Binomial theorem question

1. Sep 18, 2005

Luminous Blob

I am trying to do a question from Eugene Hecht's Optics book, which goes something like this:

Given the following equations:

Cauchy's Equation:

$$n = C_1 + \frac{C_2}{\lambda^2} + \frac{C_3}{\lambda^4} + ...$$

Sellmeier's Equation:

$$n^2 = 1 + \sum_{j} \frac{A_j\lambda^2}{\lambda^2-\lambda_0_j^2}$$

where the $$A_j$$ terms are constants and each $$\lambda_0_j$$ is the vacuum wavelength associated with a natural frequency $$v_0_j$$, such that $$\lambda_0_jv_0_j = c$$.

Show that where $$\lambda >> \lambda_0_j$$, Cauchy's Equation is an approximation of Sellmeier's Equation.

Now it also gives a hint which is as follows:

Write the above expression with only the first term in the sum; expand it by the binomial theorem; take the square root of $$n^2$$ and expand again.

From the hint, I gather that it means to rewrite Sellmeier's Equation as:

$$n^2 = 1 + \frac{A\lambda^2}{\lambda^2 - \lambda_0^2}$$

From there though, I have no idea how to apply the binomial theorem to expand it. I just don't see how anything in that equation has the form $$(x+y)^n$$, except for where n = 1.

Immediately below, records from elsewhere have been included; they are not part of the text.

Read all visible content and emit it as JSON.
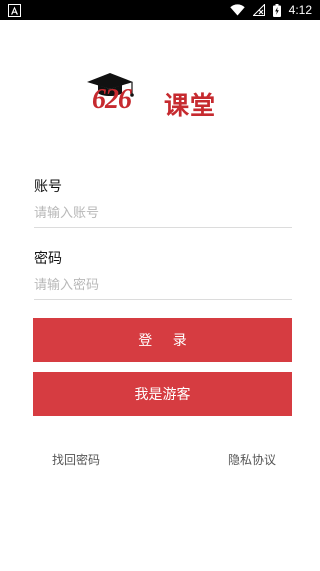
{
  "status_bar": {
    "time": "4:12",
    "icons": [
      "notification-a-icon",
      "wifi-icon",
      "no-signal-icon",
      "battery-charging-icon"
    ]
  },
  "logo": {
    "number": "626",
    "text": "课堂",
    "color": "#c62a2f",
    "icon": "graduation-cap-icon"
  },
  "form": {
    "account_label": "账号",
    "account_placeholder": "请输入账号",
    "account_value": "",
    "password_label": "密码",
    "password_placeholder": "请输入密码",
    "password_value": ""
  },
  "buttons": {
    "login_label": "登 录",
    "guest_label": "我是游客",
    "color": "#d63c41"
  },
  "links": {
    "forgot_password": "找回密码",
    "privacy_policy": "隐私协议"
  }
}
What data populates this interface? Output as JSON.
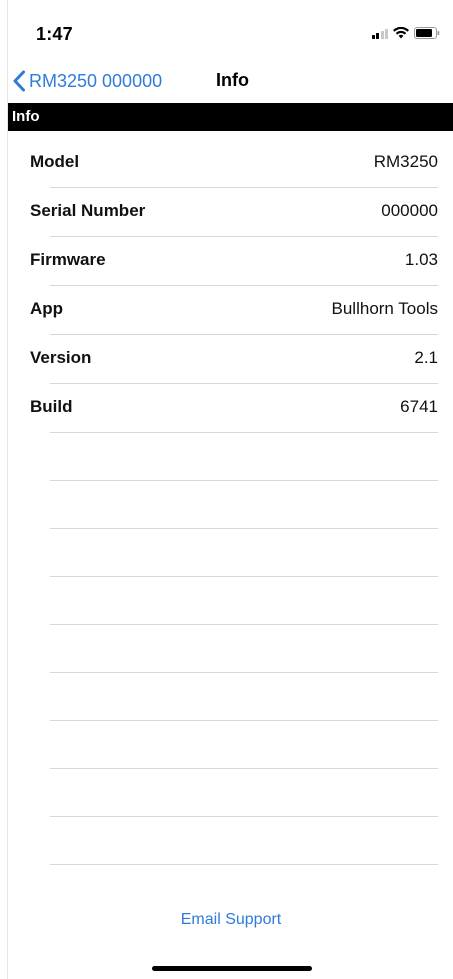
{
  "status_bar": {
    "time": "1:47",
    "signal_icon": "cellular-signal-icon",
    "wifi_icon": "wifi-icon",
    "battery_icon": "battery-icon"
  },
  "nav_bar": {
    "back_label": "RM3250 000000",
    "back_icon": "chevron-left-icon",
    "title": "Info"
  },
  "section": {
    "header": "Info"
  },
  "rows": [
    {
      "label": "Model",
      "value": "RM3250"
    },
    {
      "label": "Serial Number",
      "value": "000000"
    },
    {
      "label": "Firmware",
      "value": "1.03"
    },
    {
      "label": "App",
      "value": "Bullhorn Tools"
    },
    {
      "label": "Version",
      "value": "2.1"
    },
    {
      "label": "Build",
      "value": "6741"
    }
  ],
  "footer": {
    "email_support_label": "Email Support"
  },
  "colors": {
    "accent": "#2f7bd9",
    "section_header_bg": "#000000",
    "separator": "#d6d6d6"
  }
}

If anyone can explain to me how to apply the binomial theorem to the equation, or if I've misunderstood what the hint means, it would be much appreciated.

2. Sep 18, 2005

Galileo

You can use the binomial theorem to expand $(1+x)^{1/2}$ when x<<1.

3. Sep 18, 2005

Luminous Blob

So you mean first take the square root of both sides, then expand it using the binomial theorem , letting $$x = \frac{A\lambda^2}{\lambda^2 - \lambda_0^2}$$, rather than first applying the binomial theorem, then taking the square root of both sides and then expanding again like the hint suggests?

4. Sep 18, 2005

Dr Transport

Rewrite $$\frac{A_j\lambda^2}{\lambda^2-\lambda_0_j^2}$$ as

$$\frac{A_j}{\lambda^2}\frac{1}{1-\frac{\lambda_0_j^2}{\lambda^2}}$$ and expand the second part as

$$\frac{1}{1-x^2} \approx 1 - x^2 + x^4 - x^6 \ldots$$ where $$x = \frac{\lambda}{\lambda_0_j}$$

Last edited: Sep 18, 2005
5. Sep 18, 2005

Luminous Blob

Aah, I didn't think to do that. Thanks, that was a great help.